At this point, we do not know where this initiative will lead – that will emerge from our conversations over the next several months. Our only long-term commitment is to keep raising the issues and looking for better ways of addressing them.
We would also appreciate any financial support you might be able to offer this initiative (or Beyond Intractability). You can contribute financially to the project by credit card, check, or wire transfer on our Donations page.
Thanks for taking the time to look at this. We hope that you will get involved. We owe it to our children and grandchildren to do whatever we can to mobilize a much larger effort to address the conflict problems that are at the core of so many of society's disturbing trends. If we act, we can make significant progress on these challenges. But if we don't act, they certainly are not going to solve themselves!

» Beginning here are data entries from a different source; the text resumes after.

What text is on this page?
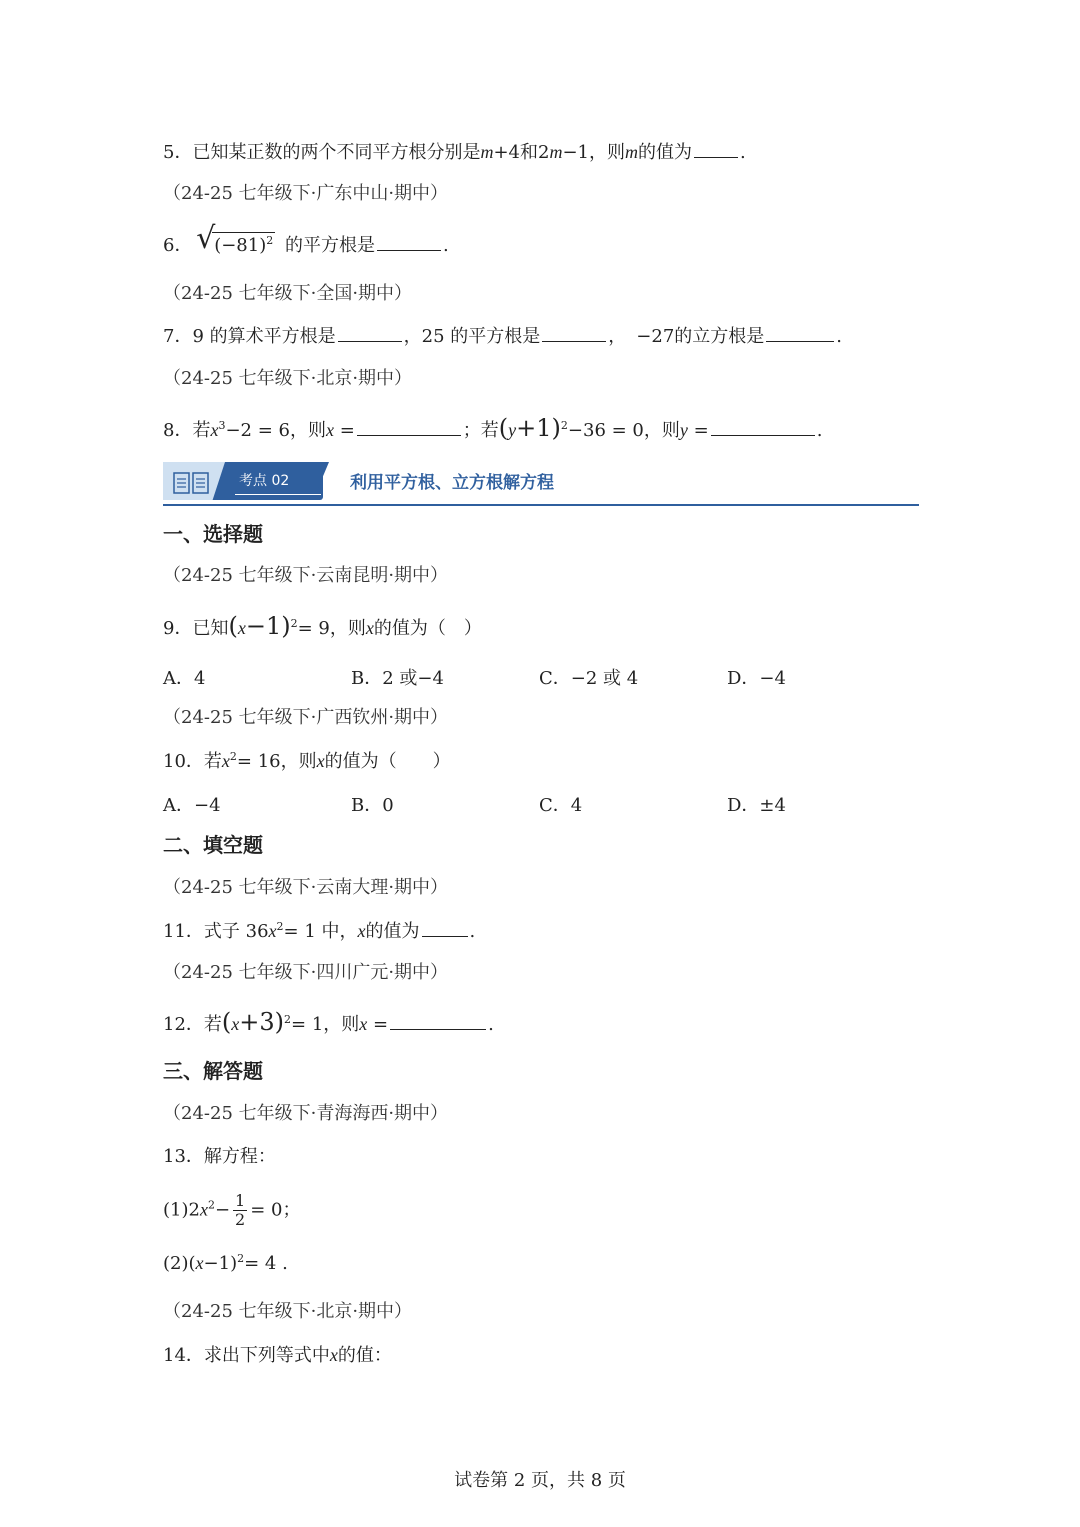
5．已知某正数的两个不同平方根分别是m+4和2m−1，则m的值为	.
（24-25 七年级下·广东中山·期中）
6． √ $(-81)^2$ 的平方根是	.
（24-25 七年级下·全国·期中）
7．9 的算术平方根是	，25 的平方根是	， −27的立方根是	.
（24-25 七年级下·北京·期中）
8．若$x^3-2 = 6$，则x =	；若$(y+1)^2-36 = 0$，则y =	.
考点 02	利用平方根、立方根解方程
一、选择题
（24-25 七年级下·云南昆明·期中）
9．已知$(x-1)^2= 9$，则x的值为（　）
A．4	B．2 或−4	C．−2 或 4	D．−4
（24-25 七年级下·广西钦州·期中）
10．若$x^2= 16$，则x的值为（　　）
A．−4	B．0	C．4	D．±4
二、填空题
（24-25 七年级下·云南大理·期中）
11．式子 $36x^2= 1$ 中，x的值为	.
（24-25 七年级下·四川广元·期中）
12．若$(x+3)^2= 1$，则x =	.
三、解答题
（24-25 七年级下·青海海西·期中）
13．解方程：
$(1)2x^2- \frac{1}{2} = 0$；
$(2)(x-1)^2= 4$ .
（24-25 七年级下·北京·期中）
14．求出下列等式中x的值：
试卷第 2 页，共 8 页
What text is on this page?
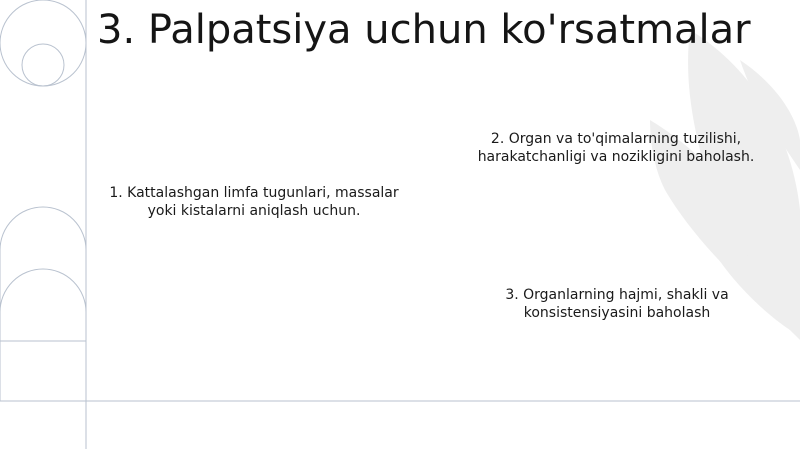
3. Palpatsiya uchun ko'rsatmalar

1. Kattalashgan limfa tugunlari, massalar yoki kistalarni aniqlash uchun.

2. Organ va to'qimalarning tuzilishi, harakatchanligi va nozikligini baholash.

3. Organlarning hajmi, shakli va konsistensiyasini baholash
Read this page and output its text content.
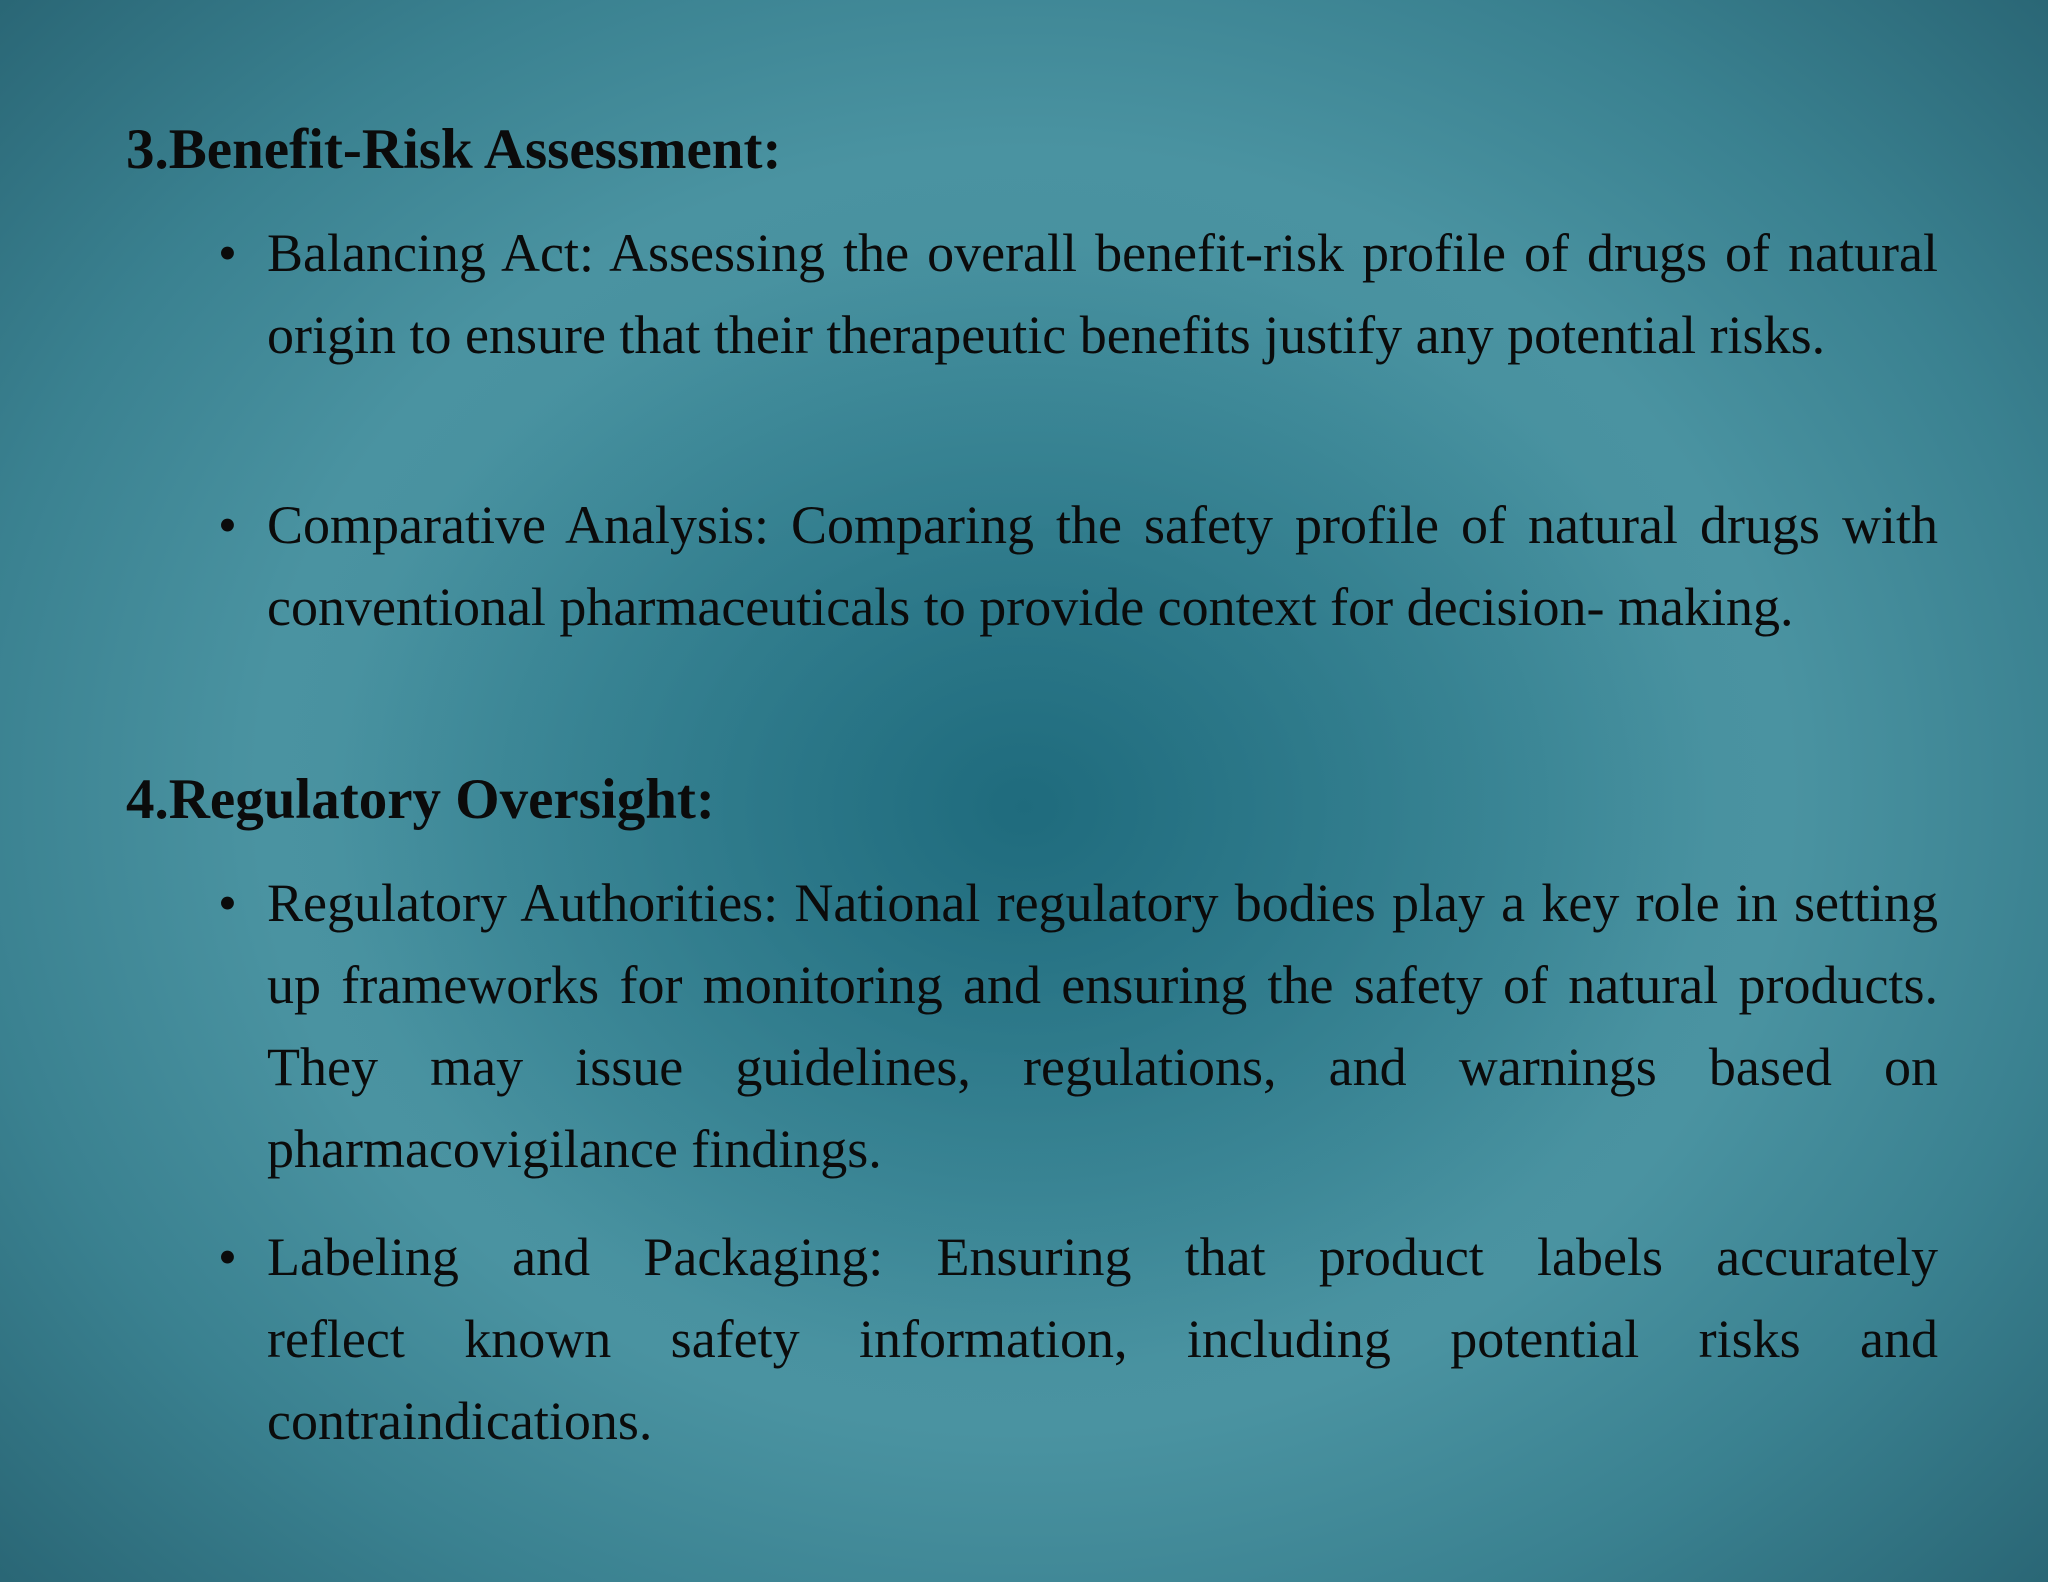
3.Benefit-Risk Assessment:
• Balancing Act: Assessing the overall benefit-risk profile of drugs of natural origin to ensure that their therapeutic benefits justify any potential risks.

• Comparative Analysis: Comparing the safety profile of natural drugs with conventional pharmaceuticals to provide context for decision- making.

4.Regulatory Oversight:
• Regulatory Authorities: National regulatory bodies play a key role in setting up frameworks for monitoring and ensuring the safety of natural products. They may issue guidelines, regulations, and warnings based on pharmacovigilance findings.

• Labeling and Packaging: Ensuring that product labels accurately reflect known safety information, including potential risks and contraindications.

*We are indebted to Louis Kriesberg who in 1998 taught us the phrase "Constructive Conflicts" as the most succinct statement of what should be the goal of the conflict resolution and peacebuilding fields--promoting the constructive aspects of conflict while, at the same time, working to limit its many destructive aspects. Lou recently published the fifth edition of his excellent book on the subject, Constructive Conflicts, with co-author, Bruce Dayton.
** This initiative is being initially proposed by Guy Burgess and Heidi Burgess, co-directors of the US-based project, Beyond Intractability. While Beyond Intractability has long looked at the way in which intractable conflicts play out internationally, our primary area of expertise has always been the United States. Recognizing that the U.S. has a long and arrogant history of telling other societies how to do things, we want to be very careful not to speak for others. For this reason, the documents that we have prepared thus far focus more on how the conflict problem manifests itself in the United States. We simply don't feel that we should speak for other societies. Still, we recognize that the conflict problems we are talking about are truly global and the long-term success of the effort we are proposing will depend on building of partnerships with people willing to address similar problems in their own societies.